Melanin, the pigment that gives skin its color, absorbs some UVB before it can trigger vitamin D production. For decades, this was assumed to be a major barrier for people with darker skin. More recent research has refined the picture. A study comparing vitamin D synthesis across skin types (from very fair to very dark) found that melanin’s inhibitory effect is real but modest, with a factor of roughly 1.3 to 1.4 between the lightest and darkest skin types tested. In other words, very dark skin reduces UVB-driven vitamin D production by about 30 to 40 percent compared to very fair skin, not the dramatic difference once assumed. Still, in northern latitudes with limited winter sun, that 30 to 40 percent reduction on top of already low UVB can meaningfully contribute to deficiency.

Aging

It was long believed that older adults produce far less vitamin D because their skin contains less of the precursor compound. A more recent controlled study challenged this, finding that baseline levels of 7-dehydrocholesterol in the skin were essentially the same in healthy older and younger adults. The older group did show a somewhat smaller response to UV exposure (a 67% increase in precursor activity versus 107% in the younger group), but the difference was less dramatic than the field had assumed for roughly 40 years. The bigger factors for age-related deficiency are likely behavioral: older adults tend to spend less time outdoors, are more likely to have kidney disease, and often take medications that interfere with vitamin D metabolism.

Medications That Lower Vitamin D

Several common drug classes accelerate the breakdown of vitamin D in your body. Certain antiepileptic medications, including phenytoin, phenobarbital, and carbamazepine, rev up a liver enzyme that breaks vitamin D into its inactive form. Corticosteroids like dexamethasone can also lower levels by increasing the activity of a kidney enzyme that degrades vitamin D metabolites. If you take any of these long-term, your doctor may monitor your vitamin D or recommend supplementation to offset the effect.
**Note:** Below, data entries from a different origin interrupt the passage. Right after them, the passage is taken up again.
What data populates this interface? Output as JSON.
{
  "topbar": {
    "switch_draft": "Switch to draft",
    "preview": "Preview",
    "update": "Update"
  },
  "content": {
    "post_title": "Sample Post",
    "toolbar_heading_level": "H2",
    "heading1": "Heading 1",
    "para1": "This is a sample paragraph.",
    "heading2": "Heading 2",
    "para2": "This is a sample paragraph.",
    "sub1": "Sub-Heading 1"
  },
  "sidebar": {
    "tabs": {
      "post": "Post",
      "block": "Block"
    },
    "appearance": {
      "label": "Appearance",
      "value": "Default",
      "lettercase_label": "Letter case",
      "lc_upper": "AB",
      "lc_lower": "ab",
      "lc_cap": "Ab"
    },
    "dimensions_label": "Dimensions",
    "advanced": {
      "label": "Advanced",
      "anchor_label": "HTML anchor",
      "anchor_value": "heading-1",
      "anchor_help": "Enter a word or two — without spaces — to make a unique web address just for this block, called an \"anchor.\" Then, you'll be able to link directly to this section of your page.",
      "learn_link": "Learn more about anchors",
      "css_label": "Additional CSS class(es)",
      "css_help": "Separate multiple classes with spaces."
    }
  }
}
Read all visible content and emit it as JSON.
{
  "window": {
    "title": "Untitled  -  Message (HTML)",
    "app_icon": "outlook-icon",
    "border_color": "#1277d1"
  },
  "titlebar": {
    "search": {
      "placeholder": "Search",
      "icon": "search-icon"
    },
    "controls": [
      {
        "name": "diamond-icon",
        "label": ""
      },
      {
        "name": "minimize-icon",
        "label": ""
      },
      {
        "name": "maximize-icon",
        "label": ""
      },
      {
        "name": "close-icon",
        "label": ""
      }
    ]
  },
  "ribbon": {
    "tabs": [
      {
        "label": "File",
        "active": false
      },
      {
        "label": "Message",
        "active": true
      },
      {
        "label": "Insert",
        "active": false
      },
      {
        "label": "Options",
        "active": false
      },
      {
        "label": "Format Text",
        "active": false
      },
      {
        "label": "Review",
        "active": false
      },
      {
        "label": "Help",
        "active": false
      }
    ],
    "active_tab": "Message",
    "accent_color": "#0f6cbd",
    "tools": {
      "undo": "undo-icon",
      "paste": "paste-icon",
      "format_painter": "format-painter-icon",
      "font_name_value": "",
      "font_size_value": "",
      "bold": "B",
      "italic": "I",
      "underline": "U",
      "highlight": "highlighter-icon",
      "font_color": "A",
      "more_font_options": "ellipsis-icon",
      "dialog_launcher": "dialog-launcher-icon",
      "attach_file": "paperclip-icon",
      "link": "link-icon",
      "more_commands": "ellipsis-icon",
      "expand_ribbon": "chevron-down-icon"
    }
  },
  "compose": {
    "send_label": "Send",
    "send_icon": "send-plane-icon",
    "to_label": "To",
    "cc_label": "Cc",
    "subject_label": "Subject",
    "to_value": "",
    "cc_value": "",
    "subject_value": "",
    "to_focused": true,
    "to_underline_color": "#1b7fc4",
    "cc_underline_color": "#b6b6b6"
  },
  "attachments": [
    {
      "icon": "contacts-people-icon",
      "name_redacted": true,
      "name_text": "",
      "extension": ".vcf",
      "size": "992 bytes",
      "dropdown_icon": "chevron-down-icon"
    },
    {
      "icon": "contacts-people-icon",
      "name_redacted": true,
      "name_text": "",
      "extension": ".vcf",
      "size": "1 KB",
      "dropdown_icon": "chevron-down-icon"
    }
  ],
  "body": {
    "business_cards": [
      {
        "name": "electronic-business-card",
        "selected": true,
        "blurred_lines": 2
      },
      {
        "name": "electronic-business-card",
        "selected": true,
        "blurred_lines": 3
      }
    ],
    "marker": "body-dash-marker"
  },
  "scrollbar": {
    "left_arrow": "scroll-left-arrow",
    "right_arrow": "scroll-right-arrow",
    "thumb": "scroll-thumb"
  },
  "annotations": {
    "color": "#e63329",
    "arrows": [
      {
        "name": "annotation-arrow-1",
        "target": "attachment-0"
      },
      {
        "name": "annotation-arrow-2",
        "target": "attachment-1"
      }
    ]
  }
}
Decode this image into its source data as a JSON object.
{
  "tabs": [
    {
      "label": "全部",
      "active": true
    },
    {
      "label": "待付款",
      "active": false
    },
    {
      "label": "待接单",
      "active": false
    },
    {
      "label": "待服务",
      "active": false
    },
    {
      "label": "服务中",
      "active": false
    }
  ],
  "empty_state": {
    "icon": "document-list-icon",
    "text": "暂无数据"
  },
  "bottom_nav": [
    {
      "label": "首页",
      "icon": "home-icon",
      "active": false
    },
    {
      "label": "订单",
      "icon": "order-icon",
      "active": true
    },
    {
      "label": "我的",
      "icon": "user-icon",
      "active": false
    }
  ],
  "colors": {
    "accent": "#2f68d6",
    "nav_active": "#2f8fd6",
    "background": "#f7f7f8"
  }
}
Very Few Foods Contain Vitamin D

Diet alone is a poor source of vitamin D for most people. Fatty fish like salmon, mackerel, and sardines contain meaningful amounts, and egg yolks and beef liver provide small quantities. Many countries fortify milk, orange juice, and breakfast cereals, which helps but rarely closes the gap entirely. Without fortified foods, most diets provide well under the recommended daily intake. This is why sun exposure and supplementation carry the bulk of the responsibility, and why dietary shortfall alone can push someone from adequate to insufficient, especially during winter months.

What the Blood Test Numbers Mean

Vitamin D status is measured through a blood test for 25-hydroxyvitamin D. The NIH defines the thresholds as follows:

  • Below 12 ng/mL: Deficient. Associated with rickets in children and softening of bones in adults.
  • 12 to 20 ng/mL: Inadequate for bone and overall health.
  • 20 ng/mL or above: Sufficient for most people.
  • Above 50 ng/mL: Potentially harmful, with risk increasing above 60 ng/mL.

If your levels fall in the deficient or inadequate range, the cause is almost always one or a combination of the factors above. Identifying which ones apply to you is what determines whether the fix is more outdoor time, a supplement, a higher dose due to absorption issues, or treatment of an underlying condition.